James River said absent catastrophe losses, an additional $8.1mn of reinstatement premiums related to casualty treaties and the legacy portfolio transfer impact, the combined ratio for the E&S segment would have been 83.4%, down slightly from 85.2% in the prior-year quarter.

Loss ratio: The loss ratio rose 28 points to 97.3% from 69.4% last year. The majority of the increase, 25.8 percentage points, reflected reserve developments of $44.1mn, including the $29.6mn that hit the E&S lines related to shedding the Uber portfolio, and $15mn in casualty reinsurance lines, the majority of which was associated with treaties the company has exited.
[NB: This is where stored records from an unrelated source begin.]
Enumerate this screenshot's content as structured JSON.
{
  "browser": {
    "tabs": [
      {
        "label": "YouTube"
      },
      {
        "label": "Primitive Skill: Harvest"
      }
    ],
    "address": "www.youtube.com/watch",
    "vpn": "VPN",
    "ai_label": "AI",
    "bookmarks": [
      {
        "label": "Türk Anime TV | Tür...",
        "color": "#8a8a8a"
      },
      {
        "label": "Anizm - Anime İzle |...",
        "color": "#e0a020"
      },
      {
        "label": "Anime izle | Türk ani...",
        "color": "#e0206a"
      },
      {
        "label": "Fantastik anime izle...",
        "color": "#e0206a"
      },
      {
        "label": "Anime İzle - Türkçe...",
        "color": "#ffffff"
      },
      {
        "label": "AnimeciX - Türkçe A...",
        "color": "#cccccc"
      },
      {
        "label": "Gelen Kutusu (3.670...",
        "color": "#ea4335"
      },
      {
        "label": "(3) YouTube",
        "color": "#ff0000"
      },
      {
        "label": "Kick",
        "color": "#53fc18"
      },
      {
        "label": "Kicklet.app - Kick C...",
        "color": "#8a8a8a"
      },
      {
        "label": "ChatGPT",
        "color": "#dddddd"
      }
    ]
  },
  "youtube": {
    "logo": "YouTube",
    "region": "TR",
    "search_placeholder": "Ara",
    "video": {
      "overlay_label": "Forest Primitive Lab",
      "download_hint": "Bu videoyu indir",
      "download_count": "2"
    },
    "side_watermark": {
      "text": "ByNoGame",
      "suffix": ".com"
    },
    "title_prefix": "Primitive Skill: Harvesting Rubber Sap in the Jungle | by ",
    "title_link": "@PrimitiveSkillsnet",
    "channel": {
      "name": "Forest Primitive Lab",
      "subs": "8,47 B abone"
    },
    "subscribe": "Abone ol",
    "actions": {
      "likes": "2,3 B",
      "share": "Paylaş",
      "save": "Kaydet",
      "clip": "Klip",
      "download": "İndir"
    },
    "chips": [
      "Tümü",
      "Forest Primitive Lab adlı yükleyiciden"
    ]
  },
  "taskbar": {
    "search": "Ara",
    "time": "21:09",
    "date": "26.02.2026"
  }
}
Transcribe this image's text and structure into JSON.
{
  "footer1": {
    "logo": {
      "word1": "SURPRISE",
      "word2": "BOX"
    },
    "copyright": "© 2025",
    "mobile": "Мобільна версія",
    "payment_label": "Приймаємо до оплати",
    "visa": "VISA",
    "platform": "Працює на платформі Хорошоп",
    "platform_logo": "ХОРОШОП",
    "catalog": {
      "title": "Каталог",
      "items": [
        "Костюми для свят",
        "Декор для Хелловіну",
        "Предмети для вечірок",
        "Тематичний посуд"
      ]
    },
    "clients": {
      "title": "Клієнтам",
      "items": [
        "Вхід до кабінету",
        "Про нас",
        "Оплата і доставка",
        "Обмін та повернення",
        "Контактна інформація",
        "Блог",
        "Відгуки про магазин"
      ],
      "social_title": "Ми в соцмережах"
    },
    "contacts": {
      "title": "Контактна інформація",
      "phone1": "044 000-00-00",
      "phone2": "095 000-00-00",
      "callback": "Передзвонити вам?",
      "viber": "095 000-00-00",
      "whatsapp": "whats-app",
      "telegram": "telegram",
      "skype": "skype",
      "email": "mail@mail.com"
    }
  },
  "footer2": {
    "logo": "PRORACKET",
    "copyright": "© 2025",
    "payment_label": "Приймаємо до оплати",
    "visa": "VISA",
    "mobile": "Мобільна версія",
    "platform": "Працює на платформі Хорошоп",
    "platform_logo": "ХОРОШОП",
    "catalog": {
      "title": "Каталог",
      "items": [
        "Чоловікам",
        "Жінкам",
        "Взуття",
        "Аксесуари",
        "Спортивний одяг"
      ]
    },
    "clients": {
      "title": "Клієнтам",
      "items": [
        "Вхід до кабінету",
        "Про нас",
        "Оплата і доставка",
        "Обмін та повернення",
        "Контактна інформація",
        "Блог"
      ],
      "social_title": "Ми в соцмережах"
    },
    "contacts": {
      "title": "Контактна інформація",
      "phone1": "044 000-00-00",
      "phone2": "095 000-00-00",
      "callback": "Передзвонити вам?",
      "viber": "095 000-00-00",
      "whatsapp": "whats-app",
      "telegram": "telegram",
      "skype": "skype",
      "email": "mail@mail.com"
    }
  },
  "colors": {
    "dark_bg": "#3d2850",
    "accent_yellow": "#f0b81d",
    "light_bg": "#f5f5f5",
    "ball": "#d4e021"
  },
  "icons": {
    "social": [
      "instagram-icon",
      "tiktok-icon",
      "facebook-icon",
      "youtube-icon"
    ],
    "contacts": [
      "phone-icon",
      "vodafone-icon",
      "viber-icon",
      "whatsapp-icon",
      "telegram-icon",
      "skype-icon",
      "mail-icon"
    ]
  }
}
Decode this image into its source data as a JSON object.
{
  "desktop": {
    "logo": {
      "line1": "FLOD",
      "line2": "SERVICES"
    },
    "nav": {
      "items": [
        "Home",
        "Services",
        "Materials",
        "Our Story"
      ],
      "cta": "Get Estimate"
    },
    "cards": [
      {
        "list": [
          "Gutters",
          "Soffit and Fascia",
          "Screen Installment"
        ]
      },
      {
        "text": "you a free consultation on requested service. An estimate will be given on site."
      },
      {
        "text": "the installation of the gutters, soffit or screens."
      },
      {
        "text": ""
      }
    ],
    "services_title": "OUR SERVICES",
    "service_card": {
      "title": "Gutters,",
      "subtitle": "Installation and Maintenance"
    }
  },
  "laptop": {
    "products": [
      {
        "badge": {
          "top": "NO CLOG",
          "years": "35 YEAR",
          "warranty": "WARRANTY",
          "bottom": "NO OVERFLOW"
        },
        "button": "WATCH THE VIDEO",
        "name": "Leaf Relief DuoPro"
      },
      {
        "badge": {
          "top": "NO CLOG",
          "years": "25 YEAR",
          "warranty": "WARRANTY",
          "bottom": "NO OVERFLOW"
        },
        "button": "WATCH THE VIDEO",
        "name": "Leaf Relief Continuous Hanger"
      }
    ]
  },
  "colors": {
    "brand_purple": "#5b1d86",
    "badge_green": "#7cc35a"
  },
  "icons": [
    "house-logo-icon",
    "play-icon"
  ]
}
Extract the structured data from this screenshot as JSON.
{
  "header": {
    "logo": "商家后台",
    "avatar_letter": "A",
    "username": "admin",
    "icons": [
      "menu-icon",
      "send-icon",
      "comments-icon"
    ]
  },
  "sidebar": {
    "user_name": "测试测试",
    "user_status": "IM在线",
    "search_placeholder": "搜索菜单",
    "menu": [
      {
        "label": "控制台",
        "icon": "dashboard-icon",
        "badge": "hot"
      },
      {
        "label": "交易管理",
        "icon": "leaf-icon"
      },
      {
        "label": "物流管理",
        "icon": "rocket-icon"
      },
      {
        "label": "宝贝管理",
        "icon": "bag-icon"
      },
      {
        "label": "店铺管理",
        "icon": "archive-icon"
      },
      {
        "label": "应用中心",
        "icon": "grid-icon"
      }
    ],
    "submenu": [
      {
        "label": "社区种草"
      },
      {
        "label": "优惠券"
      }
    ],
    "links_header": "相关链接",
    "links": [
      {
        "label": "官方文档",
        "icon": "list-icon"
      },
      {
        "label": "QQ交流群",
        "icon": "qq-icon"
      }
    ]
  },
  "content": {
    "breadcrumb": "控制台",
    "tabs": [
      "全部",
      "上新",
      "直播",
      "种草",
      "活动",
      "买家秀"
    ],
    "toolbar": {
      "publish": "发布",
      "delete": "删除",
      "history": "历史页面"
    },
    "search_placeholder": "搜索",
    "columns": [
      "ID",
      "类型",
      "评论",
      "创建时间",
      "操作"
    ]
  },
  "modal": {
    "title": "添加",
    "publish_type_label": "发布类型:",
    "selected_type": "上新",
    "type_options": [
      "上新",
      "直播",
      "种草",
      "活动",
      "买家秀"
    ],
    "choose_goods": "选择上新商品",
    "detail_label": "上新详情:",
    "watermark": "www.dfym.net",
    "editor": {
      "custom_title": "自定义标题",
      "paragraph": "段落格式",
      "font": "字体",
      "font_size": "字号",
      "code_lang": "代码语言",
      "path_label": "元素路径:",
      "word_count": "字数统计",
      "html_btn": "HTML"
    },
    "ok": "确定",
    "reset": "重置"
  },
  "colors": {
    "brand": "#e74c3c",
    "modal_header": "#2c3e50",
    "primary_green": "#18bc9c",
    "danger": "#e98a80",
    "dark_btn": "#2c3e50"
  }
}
Net catastrophes losses were $5mn in the period, all stemming from Hurricane Ida, and the cat loss ratio was 2.5%, up from zero last year. The company said it does not expect any additional net catastrophe losses from events during the quarter.

The accident year loss ratio rose to 71.5% from 66.6% a year ago.

Expense ratio: The company’s expense ratio for the quarter was 24.8%, unchanged from the 2020 period.

Premiums: James River posted an 11% gain in gross written premiums (GWP) to $346.6mn. Net earned premiums also rose 11%, to $170.6mn.

In its E&S lines, GWP soared 21.3% to $217.7mn, reflecting an 8.7% increase in renewal pricing compared with the prior year. James River said 11 of its 12 underwriting divisions reported positive growth and rate increases. Retention in the segment declined due to the impact of $8.1mn of reinstatement premiums related to casualty treaties on net written and net earned premiums.

Fronting GWP within the specialty admitted segment grew 11.6% to $121.2mn, driven by the expansion of recently added programs, while gross fee income increased 21.5% over the prior-year quarter.

Casualty reinsurance GWP fell 61% to $7.8mn, driven by a timing difference as business incepted in earlier quarters, as well as negative premium adjustments.

Investments: Net investment income edged up slightly to $15.3mn, from $15mn in Q3 2020.

“Our E&S and specialty admitted segments continue to deliver strong growth and underlying profitability,” D’Orazio said. “While our third quarter results were impacted by the aforementioned legacy transaction and reinsurance reinstatements, catastrophe losses stemming from Hurricane Ida and elevated prior year casualty reinsurance losses, overall macro and industry conditions remain very favorable.”